At the first in-person House of Delegates (HOD) session since 2019, I became President of the California Society of Anesthesiologists (CSA), the first Filipino-American to do so.   This could have only happened because of the incredible mentors and sponsors that I have been fortunate enough to have in my life.

Over the course of the HOD weekend in June, we held a fundraising luncheon for the CSA Foundation, listened to project presentations from the first cohort of our CSA-UC Irvine Leadership in Healthcare Management Program launched by Drs. Phillip Richardson and Ron Pearl, were treated to a special guest lecture by Sasha Strauss on how to communicate as leaders and demonstrate value, and I provided an educational session on using social media for advocacy.  We hosted Dr. Robert Wailes, President of the California Medical Association (CMA), for an update on the Medical Injury Compensation Reform Act (MICRA) since passage of AB 35 (MICRA Modernization). For more information, see Dr. Wailes’ summary.

During the HOD session, I outlined my leadership priorities for this year: expanding public-facing and internal member communications; continuing leadership development; planning the CSA’s 75th anniversary (diamond jubilee); and promoting wellbeing and professional fulfillment within the CSA membership.  I discussed the challenges facing anesthesiology and the importance of recruiting and retaining members. I summarized the value proposition as “Community, Solidarity, and Advocacy,” which also happen to have the acronym “C-S-A.” 

We followed HOD with our first Board of Directors (BOD) meeting of the governance year.  We welcomed new Directors, appointed the CSA delegations to the American Society of Anesthesiologists (ASA) and CMA, and approved committee appointments for this governance year including an expanded Committee on Professional and Public Communication (CPPC).  This new CPPC chaired by Dr. Emily Methangkool and staffed by Kate Peyser, and in partnership with Alison MacLeod and Lisa Yarbrough at KP Public Affairs, will be interfacing will all major committees, divisions, and task forces as well as the CSA Foundation to actively promote the great work by CSA members and advance the recognition, social standing, and influence of anesthesiologists. 

Over the summer, I was Visiting Professor at the University of Michigan, hosted by Dr. Chad Brummett, and then had the privilege of participating in the American Medical Association (AMA) annual meeting as an ASA delegate to the AMA HOD.  In this role, I was able to cast my vote for Dr. Jesse Ehrenfeld and witness him become the first anesthesiologist President-Elect of the AMA

My family and I visited Greece for the first time as I participated as a guest speaker at the European Society of Regional Anaesthesia and Pain Therapy (ESRA) congress in Thessaloniki, and I also welcomed attendees to my first CSA educational event as President: the 2022 CSA Summer Anesthesia Conference.  This meeting was chaired by Dr. Brendan Carvalho and featured a superstar all-women expert panel of dynamic speakers: Drs. Dalia Banks, Sapna Kudchadkar, Alana Flexman, BobbieJean Sweitzer, Romy Yun, and Elizabeth Ozery.  All week, attendees and speakers engaged in conversations related to the practice of anesthesiology, caught up with old friends, and made new connections within the meeting room and around the resort.  It was an amazing week of learning and family time and reinforced the value of CSA and its educational events in fostering community. 

Before leaving Hawaii, I participated in a face-to-face meeting of the Hawaii Safer Care initiative, part of the Improving Surgical Care and Recovery collaborative supported by the Agency for Healthcare Quality and Research, and led by Dr.
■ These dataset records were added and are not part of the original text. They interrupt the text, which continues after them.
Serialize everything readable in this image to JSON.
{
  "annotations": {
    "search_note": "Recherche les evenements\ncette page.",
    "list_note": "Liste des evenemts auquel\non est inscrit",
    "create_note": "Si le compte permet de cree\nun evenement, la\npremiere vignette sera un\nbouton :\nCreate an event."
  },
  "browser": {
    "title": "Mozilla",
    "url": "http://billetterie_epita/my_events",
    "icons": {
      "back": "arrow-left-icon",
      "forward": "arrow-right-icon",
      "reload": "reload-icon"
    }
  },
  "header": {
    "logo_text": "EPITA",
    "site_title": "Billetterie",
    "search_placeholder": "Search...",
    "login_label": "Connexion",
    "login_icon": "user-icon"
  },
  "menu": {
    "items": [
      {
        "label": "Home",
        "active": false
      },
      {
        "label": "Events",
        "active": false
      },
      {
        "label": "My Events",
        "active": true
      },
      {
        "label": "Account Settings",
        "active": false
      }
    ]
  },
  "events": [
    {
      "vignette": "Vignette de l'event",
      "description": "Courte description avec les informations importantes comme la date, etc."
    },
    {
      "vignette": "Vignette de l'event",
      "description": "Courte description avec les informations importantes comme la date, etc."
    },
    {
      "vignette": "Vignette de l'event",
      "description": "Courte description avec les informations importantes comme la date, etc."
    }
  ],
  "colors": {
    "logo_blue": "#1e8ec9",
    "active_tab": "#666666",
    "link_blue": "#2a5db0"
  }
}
Della Lin, Senior Fellow in Patient Safety Leadership with the Estes Park Institute and is an inaugural National Patient Safety Foundation/Health Forums Patient Safety Leadership Fellow.  Dr. Lin invited me to participate as a virtual coach during the pandemic last year and work with improvement teams focused on implementing multimodal pain management for surgical patients, so this was my first time meeting the group in person.  For this meeting, teams from three statewide health systems within Hawaii reported out the results of their projects.  The leadership and collaboration among the multidisciplinary teams to implement change despite the challenges of variable resource availability, staffing, and inter-island coordination could serve as a model to inspire our statewide efforts within CSA.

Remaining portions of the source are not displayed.